Oggi però abbiamo assistito a un tentativo più deciso, da parte di Monti, di cambiare tono argomentativo, adottando una strategia comunicativa che tende ad avvicinare la sua coalizione di destra moderata a quella populista di Berlusconi. Abbandonati i toni moderati ed europei, Monti ha attaccato il suo avversario (il Pd) accusandolo di essere nato nel 1921 (cioè di essere il vecchio Partito Comunista, che ha comunque il merito di avere prima combattuto insieme ai Popolari per liberare il Paese dalla dittatura e poi per contrastare il terrorismo, giova ricordarlo). La strategia di delegittimazione attraverso la pratica della negativizzazione dell’avversario non è insolita nelle destre populiste; lo è molto meno nelle destre moderne ed europee: Monti si allontana, così, dai gollisti francesi, dai Conservatori britannici e nordeuropei e così via.

Un bel colpo alla credibilità europea del presidente uscente. Frase offensiva, prima di tutto per la sua intelligenza, come ha giustamente detto Dario Franceschini. Monti sceglie così una strategia “berlusconiana”, insolita e inattesa. Che sia questo il vero volto del professore? O si tratta della strategia comunicativa che gli è stata consigliata?

Resta la sorpresa di un Monti aggressivo, populista e talvolta demagogico. Uno spettacolo comunque triste per una destra italiana che cominciava ad acquisire una sua dignità.

Dall’altra parte, Renzi e Bersani insieme, a mostrare un linguaggio e uno stile profondamente diversi.

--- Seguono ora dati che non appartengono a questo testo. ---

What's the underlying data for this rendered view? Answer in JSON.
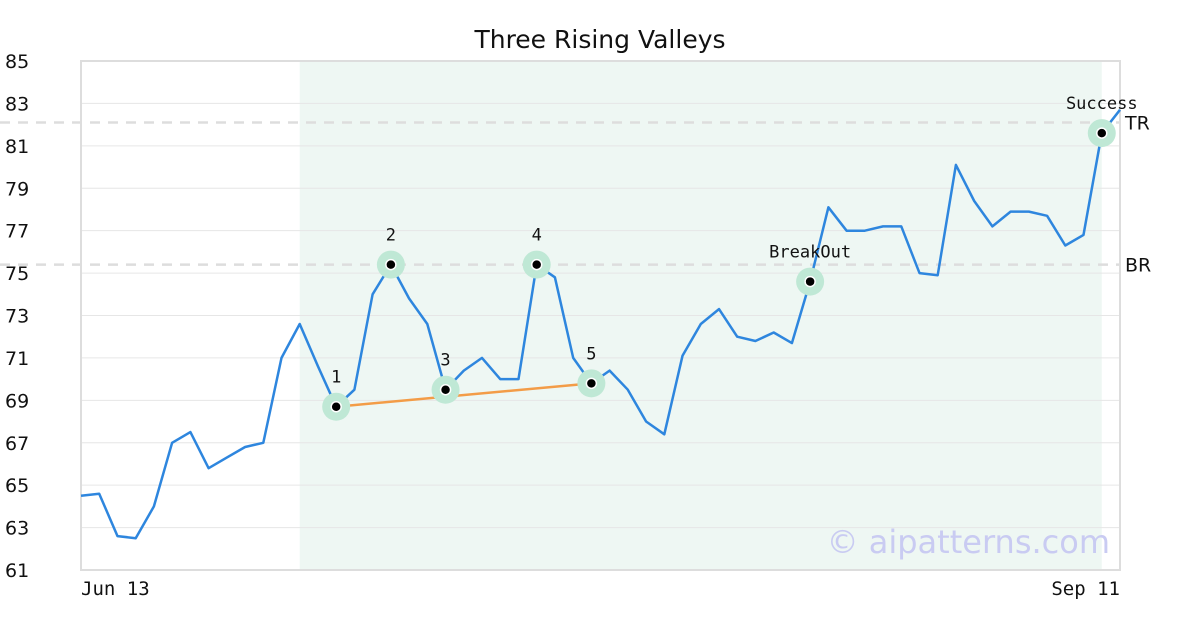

La deriva comunicativa montiana ferisce innanzitutto i moderati e tradisce la vocazione europea che lo schieramento del presidente del consiglio uscente aveva così fortemente evocato nelle settimane passate. Dopo la civiltà del confronto televisivo fra lo stesso Monti e Stefano Fassina, si tratta di un passo indietro. Da parte di Scelta Civica. Peccato. Peccato perché, al di là delle posizioni, in molti avevamo sperato in una comunicazione politica più serena, in un confronto combattuto ma rispettoso dell’avversario. Peccato.

Ma in fondo è anche un elemento di chiarezza. Ora infatti è chiarissima la differenza fra chi (come Monti e Berlusconi) fa solo propaganda e chi (come Bersani) ha risposte e programmi per il Paese.